Hier encore, les choses butaient sur le consensus autour de la personne d’un PM que doit désigner le camp du candidat Aziz. Celui-ci avait choisi de reconduire l’actuel locataire de la Primature. Même si Moulaye Ould Mohamed Laghdaf a su garder un peu d’«autonomie», il s’est, toujours, bien gardé des sorties, genre Cheikh El Avia, Sghair Ould M’Bareck ou Sidi Mohamed Ould Boubacar et le choix porté sur l’actuel PM avait de forts relents de mépris, vis-à-vis du front du refus et du groupe de contact international. Certes, le texte n’octroie, nulle part, au FNDD et au RFD, la possibilité d’opposer un veto mais il parle de consultation, ce qui suppose, naturellement, un accord, un consensus. Subtilité diplomatique. Faire fi de cela témoigne d’un refus de discuter, d’un refus de céder sur l’essentiel. A Dakar, le front du refus avait avalé beaucoup de couleuvres, subi trop de pressions pour signer, le 2 juin, il ne voudrait plus, semble-t-il continuer, à le faire dans la mesure où elle estime que c’est, maintenant, au camp adverse de faire montre plus de plus de souplesse. Le choix d’un PM consensuel participerait de cela, le refus ressemblerait fort à une fuite en avant ; à une énième tentative d’édulcorer, falsifier, le sens des engagements pris.
Ne tuez pas l’esprit de Dakar, messieurs !
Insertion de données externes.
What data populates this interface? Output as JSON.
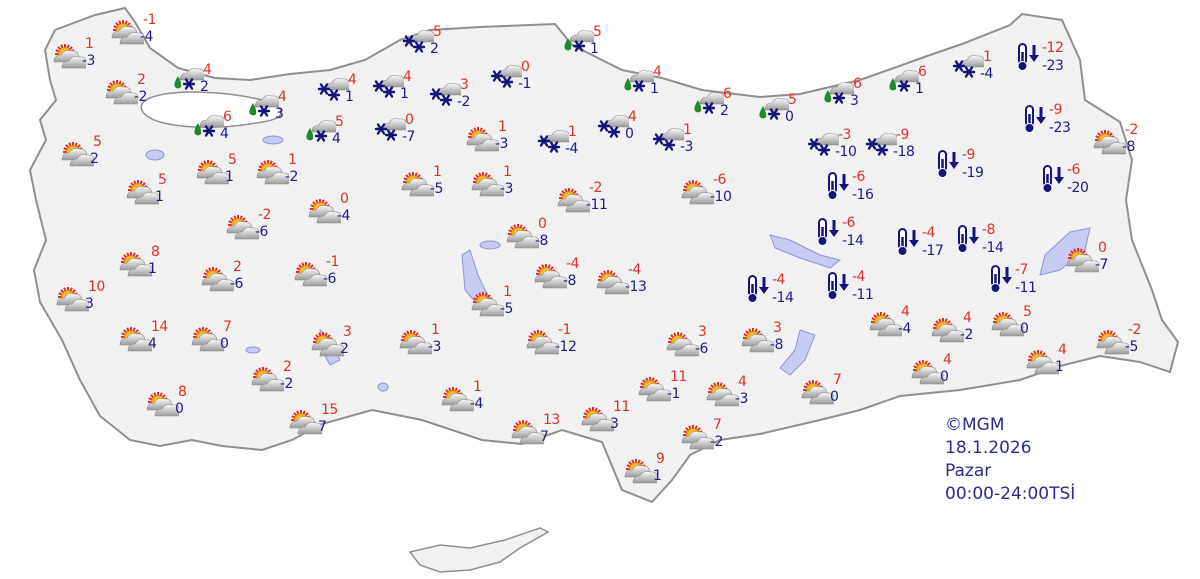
{
  "colors": {
    "max_temp": "#e0302a",
    "min_temp": "#1c1c8c",
    "land": "#f1f1f1",
    "border": "#9a9a9a",
    "water": "#c8cbf2"
  },
  "icon_legend": {
    "ps": "partly-sunny-icon",
    "sn": "snow-icon",
    "rs": "rain-snow-icon",
    "cold": "cold-thermometer-icon"
  },
  "stations": [
    {
      "type": "ps",
      "max": "-1",
      "min": "-4"
    },
    {
      "type": "ps",
      "max": "1",
      "min": "-3"
    },
    {
      "type": "ps",
      "max": "2",
      "min": "-2"
    },
    {
      "type": "rs",
      "max": "4",
      "min": "2"
    },
    {
      "type": "rs",
      "max": "6",
      "min": "4"
    },
    {
      "type": "rs",
      "max": "4",
      "min": "3"
    },
    {
      "type": "rs",
      "max": "5",
      "min": "4"
    },
    {
      "type": "sn",
      "max": "4",
      "min": "1"
    },
    {
      "type": "sn",
      "max": "4",
      "min": "1"
    },
    {
      "type": "sn",
      "max": "5",
      "min": "2"
    },
    {
      "type": "sn",
      "max": "0",
      "min": "-7"
    },
    {
      "type": "sn",
      "max": "3",
      "min": "-2"
    },
    {
      "type": "sn",
      "max": "0",
      "min": "-1"
    },
    {
      "type": "rs",
      "max": "5",
      "min": "1"
    },
    {
      "type": "ps",
      "max": "1",
      "min": "-3"
    },
    {
      "type": "sn",
      "max": "1",
      "min": "-4"
    },
    {
      "type": "sn",
      "max": "4",
      "min": "0"
    },
    {
      "type": "sn",
      "max": "1",
      "min": "-3"
    },
    {
      "type": "rs",
      "max": "4",
      "min": "1"
    },
    {
      "type": "rs",
      "max": "6",
      "min": "2"
    },
    {
      "type": "rs",
      "max": "5",
      "min": "0"
    },
    {
      "type": "rs",
      "max": "6",
      "min": "3"
    },
    {
      "type": "rs",
      "max": "6",
      "min": "1"
    },
    {
      "type": "sn",
      "max": "1",
      "min": "-4"
    },
    {
      "type": "cold",
      "max": "-12",
      "min": "-23"
    },
    {
      "type": "sn",
      "max": "-3",
      "min": "-10"
    },
    {
      "type": "sn",
      "max": "-9",
      "min": "-18"
    },
    {
      "type": "cold",
      "max": "-9",
      "min": "-19"
    },
    {
      "type": "cold",
      "max": "-9",
      "min": "-23"
    },
    {
      "type": "ps",
      "max": "-2",
      "min": "-8"
    },
    {
      "type": "cold",
      "max": "-6",
      "min": "-20"
    },
    {
      "type": "cold",
      "max": "-6",
      "min": "-16"
    },
    {
      "type": "ps",
      "max": "5",
      "min": "2"
    },
    {
      "type": "ps",
      "max": "5",
      "min": "1"
    },
    {
      "type": "ps",
      "max": "1",
      "min": "-2"
    },
    {
      "type": "ps",
      "max": "5",
      "min": "1"
    },
    {
      "type": "ps",
      "max": "1",
      "min": "-5"
    },
    {
      "type": "ps",
      "max": "1",
      "min": "-3"
    },
    {
      "type": "ps",
      "max": "0",
      "min": "-4"
    },
    {
      "type": "ps",
      "max": "-2",
      "min": "-11"
    },
    {
      "type": "ps",
      "max": "-6",
      "min": "-10"
    },
    {
      "type": "ps",
      "max": "-2",
      "min": "-6"
    },
    {
      "type": "ps",
      "max": "0",
      "min": "-8"
    },
    {
      "type": "cold",
      "max": "-6",
      "min": "-14"
    },
    {
      "type": "cold",
      "max": "-4",
      "min": "-17"
    },
    {
      "type": "cold",
      "max": "-8",
      "min": "-14"
    },
    {
      "type": "cold",
      "max": "-7",
      "min": "-11"
    },
    {
      "type": "ps",
      "max": "0",
      "min": "-7"
    },
    {
      "type": "ps",
      "max": "8",
      "min": "1"
    },
    {
      "type": "ps",
      "max": "2",
      "min": "-6"
    },
    {
      "type": "ps",
      "max": "-1",
      "min": "-6"
    },
    {
      "type": "ps",
      "max": "-4",
      "min": "-8"
    },
    {
      "type": "ps",
      "max": "-4",
      "min": "-13"
    },
    {
      "type": "cold",
      "max": "-4",
      "min": "-14"
    },
    {
      "type": "cold",
      "max": "-4",
      "min": "-11"
    },
    {
      "type": "ps",
      "max": "10",
      "min": "3"
    },
    {
      "type": "ps",
      "max": "1",
      "min": "-5"
    },
    {
      "type": "ps",
      "max": "14",
      "min": "4"
    },
    {
      "type": "ps",
      "max": "7",
      "min": "0"
    },
    {
      "type": "ps",
      "max": "3",
      "min": "2"
    },
    {
      "type": "ps",
      "max": "1",
      "min": "-3"
    },
    {
      "type": "ps",
      "max": "-1",
      "min": "-12"
    },
    {
      "type": "ps",
      "max": "3",
      "min": "-6"
    },
    {
      "type": "ps",
      "max": "3",
      "min": "-8"
    },
    {
      "type": "ps",
      "max": "4",
      "min": "-4"
    },
    {
      "type": "ps",
      "max": "4",
      "min": "-2"
    },
    {
      "type": "ps",
      "max": "5",
      "min": "0"
    },
    {
      "type": "ps",
      "max": "-2",
      "min": "-5"
    },
    {
      "type": "ps",
      "max": "2",
      "min": "-2"
    },
    {
      "type": "ps",
      "max": "1",
      "min": "-4"
    },
    {
      "type": "ps",
      "max": "11",
      "min": "-1"
    },
    {
      "type": "ps",
      "max": "4",
      "min": "-3"
    },
    {
      "type": "ps",
      "max": "7",
      "min": "0"
    },
    {
      "type": "ps",
      "max": "4",
      "min": "0"
    },
    {
      "type": "ps",
      "max": "4",
      "min": "1"
    },
    {
      "type": "ps",
      "max": "8",
      "min": "0"
    },
    {
      "type": "ps",
      "max": "15",
      "min": "7"
    },
    {
      "type": "ps",
      "max": "13",
      "min": "7"
    },
    {
      "type": "ps",
      "max": "11",
      "min": "3"
    },
    {
      "type": "ps",
      "max": "7",
      "min": "-2"
    },
    {
      "type": "ps",
      "max": "9",
      "min": "1"
    }
  ],
  "stamp": {
    "copyright": "©MGM",
    "date": "18.1.2026",
    "day": "Pazar",
    "period": "00:00-24:00TSİ"
  }
}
L’autre pomme de discorde paraît relever d’une querelle de symboles. Sidi Ould Cheikh Abdallahi voudrait, avant de rendre l’écharpe présidentielle, s’adresser aux Mauritaniens, à partir du palais présidentiel où les éléments du BASEP d’Ould Abdel Aziz sont venus le cueillir, ce 6 juin. Une façon de sortir avec les honneurs dus à un ancien chef d’Etat. Alors, au nom de quoi, le candidat Aziz, publiquement démissionnaire de toute fonction publique et militaire, et pas encore élu, par les Mauritaniens, peut-il s’opposer à ce souhait du président Sidi Ould Cheikh Abdallahi? Cet homme qui a été humilié, voué aux gémonies, déporté à Lemden, mérite mieux que cela. En refusant cet engagement verbal tenu, à Dakar, devant les facilitateurs, le camp d’Aziz, voudrait éviter, très certainement perdre la face, se dédire. En effet, au fort de la rectification, le général avait publiquement laissé entendre que le vieux marabout ne reviendrait jamais au palais, même pour quelques secondes. Sa parole, contre celle de la communauté internationale. Pour ce camp, une cérémonie officielle au palais consacrerait l’échec du putsch, ce que Sidioca a toujours proclamé.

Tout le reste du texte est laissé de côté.